Einkehrtage sind kein Luxus. Es ist nämlich absolut notwendig, dass der Priester im Getriebe des Apostolats das innere Gebet nicht vernachlässigt. Dazu tragen solche regelmäßigen Tage der Rechenschaft über die priesterlichen Standespflichten viel bei. Das innere Gebet ist das wesentliche Apostolat! Wenn es fehlt, wird der Priester vielleicht viel organisieren, aber nicht in die Tiefe wirken, weil Gott nur in dem Maße die Gnaden fließen lässt, als der Priester mit ihm verbunden ist. Das Gebetsleben ist der Schlüssel zur Heiligkeit und diese ist wiederum Voraussetzung eines fruchtbaren Wirkens. Der hl. Pius X. lehrt das in aller Deutlichkeit in seinem Mahnschreiben „Haerent Animo“:

„Es gibt in Wirklichkeit nur eines, was den Menschen mit Gott verbindet, nur eines, was ihn gottgefällig und zum Gehilfen seiner Barmherzigkeit macht, sodass er vor ihm einigermaßen zu bestehen vermag: ein heiliger Lebenswandel. Wenn diese Heiligkeit … dem Priester mangelt, so fehlt ihm alles. (…) Ein wahrhaft heiligmäßiger Priester hingegen, selbst der allergeringste, ist imstande, zahllose und erstaunliche Werke zu unternehmen und zu vollbringen für das Heil des Gottesvolkes. (…) Tatsächlich besteht zwischen Gebet und Heiligkeit eine so enge Wechselbeziehung, dass das eine ohne das andere unmöglich ist. (…) Halten wir also am unerschütterlichen Grundsatz fest: um seiner hohen Würde und seiner Berufspflicht gerecht zu werden, muss der Priester das Gebetsleben mit außergewöhnlicher Hingabe pflegen. (…) Kein Priester kann sich dieser Pflicht entziehen, ohne den Vorwurf einer schweren Vernachlässigung auf sich zu laden und an seiner Seele Schaden zu leiden.“

8. Dezember

Ein Pater aus unserem Distrikt legt das ewige Treueversprechen in der Priesterbruderschaft ab. Dass es sich dabei um meinen leiblichen Bruder Pater Markus Ignatius Pfluger handelt, macht es für mich nur umso schöner, denn als Distriktoberer darf ich das endgültige Versprechen entgegennehmen. Deshalb verbringe ich den großen Festtag der Unbefleckten Empfängnis in der Kapelle von Hattersheim.

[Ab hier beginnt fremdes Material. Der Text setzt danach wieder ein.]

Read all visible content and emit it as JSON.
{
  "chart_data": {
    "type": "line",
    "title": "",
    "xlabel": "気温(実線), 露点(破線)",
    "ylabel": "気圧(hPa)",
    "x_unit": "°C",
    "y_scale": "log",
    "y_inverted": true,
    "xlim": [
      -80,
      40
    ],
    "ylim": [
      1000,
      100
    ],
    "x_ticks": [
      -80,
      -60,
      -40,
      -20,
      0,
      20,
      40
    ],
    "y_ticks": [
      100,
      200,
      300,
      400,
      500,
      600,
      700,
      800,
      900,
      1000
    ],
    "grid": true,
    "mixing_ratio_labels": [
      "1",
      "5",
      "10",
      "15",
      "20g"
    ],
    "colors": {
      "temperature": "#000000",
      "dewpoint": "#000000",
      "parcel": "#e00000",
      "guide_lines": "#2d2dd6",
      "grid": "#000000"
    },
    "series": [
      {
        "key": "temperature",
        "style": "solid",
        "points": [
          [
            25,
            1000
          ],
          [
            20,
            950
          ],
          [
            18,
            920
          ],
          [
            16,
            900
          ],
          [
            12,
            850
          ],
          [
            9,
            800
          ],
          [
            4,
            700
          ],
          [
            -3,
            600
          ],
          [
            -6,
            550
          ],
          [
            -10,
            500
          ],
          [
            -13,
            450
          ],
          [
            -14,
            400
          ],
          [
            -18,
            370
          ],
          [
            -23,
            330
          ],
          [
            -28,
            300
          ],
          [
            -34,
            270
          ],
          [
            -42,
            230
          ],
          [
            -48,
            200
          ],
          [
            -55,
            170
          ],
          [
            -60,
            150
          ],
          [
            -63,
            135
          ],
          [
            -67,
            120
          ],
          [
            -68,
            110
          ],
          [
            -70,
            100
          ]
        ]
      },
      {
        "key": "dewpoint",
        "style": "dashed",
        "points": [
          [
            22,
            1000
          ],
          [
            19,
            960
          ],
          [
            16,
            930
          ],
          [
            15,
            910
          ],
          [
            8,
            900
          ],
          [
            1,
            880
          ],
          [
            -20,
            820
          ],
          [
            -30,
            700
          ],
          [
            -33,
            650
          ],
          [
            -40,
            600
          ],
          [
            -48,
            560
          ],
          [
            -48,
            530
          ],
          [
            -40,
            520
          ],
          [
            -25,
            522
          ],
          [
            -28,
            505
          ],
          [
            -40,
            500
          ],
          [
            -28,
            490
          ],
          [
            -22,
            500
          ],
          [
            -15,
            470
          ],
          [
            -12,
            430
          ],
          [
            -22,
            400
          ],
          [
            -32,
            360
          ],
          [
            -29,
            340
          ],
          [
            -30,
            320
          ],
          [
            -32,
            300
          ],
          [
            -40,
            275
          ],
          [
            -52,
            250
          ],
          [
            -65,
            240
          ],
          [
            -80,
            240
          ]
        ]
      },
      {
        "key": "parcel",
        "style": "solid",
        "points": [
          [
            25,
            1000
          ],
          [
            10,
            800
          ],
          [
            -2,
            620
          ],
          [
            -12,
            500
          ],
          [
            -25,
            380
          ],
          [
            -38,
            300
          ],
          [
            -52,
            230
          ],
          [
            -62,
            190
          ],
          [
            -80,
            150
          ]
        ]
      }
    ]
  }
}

Die von Erzbischof Lefebvre vorgesehene Formel, mit welcher das Versprechen abgelegt wird, ist sehr tiefsinnig und bringt die Verbindung von Priester und Gläubigen schön zum Ausdruck, weshalb ich einen Auszug zitieren möchte: „Nimm mich auf mit dieser heiligen Opfergabe Deines kostbaren Leibes, die ich täglich in der Gegenwart der unsichtbar anwesenden Engel darbringe, damit sie mir und Deinem ganzen Volk zum Heile gereiche. (…) Ich opfere Dir auf die Nöte der Verwandten, Freunde, Brüder, Schwestern und aller meiner Lieben und jener, welche um Deiner Liebe willen Wohltätigkeit üben.

25. Dezember

„Puer natus est nobis. Ein Kind ist uns geboren, ein Sohn ist uns geschenkt. Auf seinen Schultern ruht die Herrschaft; man nennt ihn: Bote des großen Rates.“ Dies ist der Introitus der dritten Messe von Weihnachten. Ich darf die drei Messen des Geburtsfests unseres Heilandes in der wunderschön geschmückten Kirche Mariä Himmelfahrt in Stuttgart feiern.

Wir können nur staunen über die Herablassung, Güte und Menschenfreundlichkeit Gottes. Machen wir es wie die Hirten an der Krippe: Mit einem einfachen, gläubigen Herzen und staunender Freude betrachten sie dieses Kind. Es liegt klein und hilflos in der Krippe – und doch ist es der allmächtige Gott. Die Hand scheint so klein und schwach – und richtet doch in diesem Augenblick die gerade Verstorbenen. Seine Augen scheinen nicht anders zu sein als die jedes Kleinkindes – und doch sehen sie alles. Sein Verstand drückt sich noch nicht in Worten aus – und doch ist er allwissend.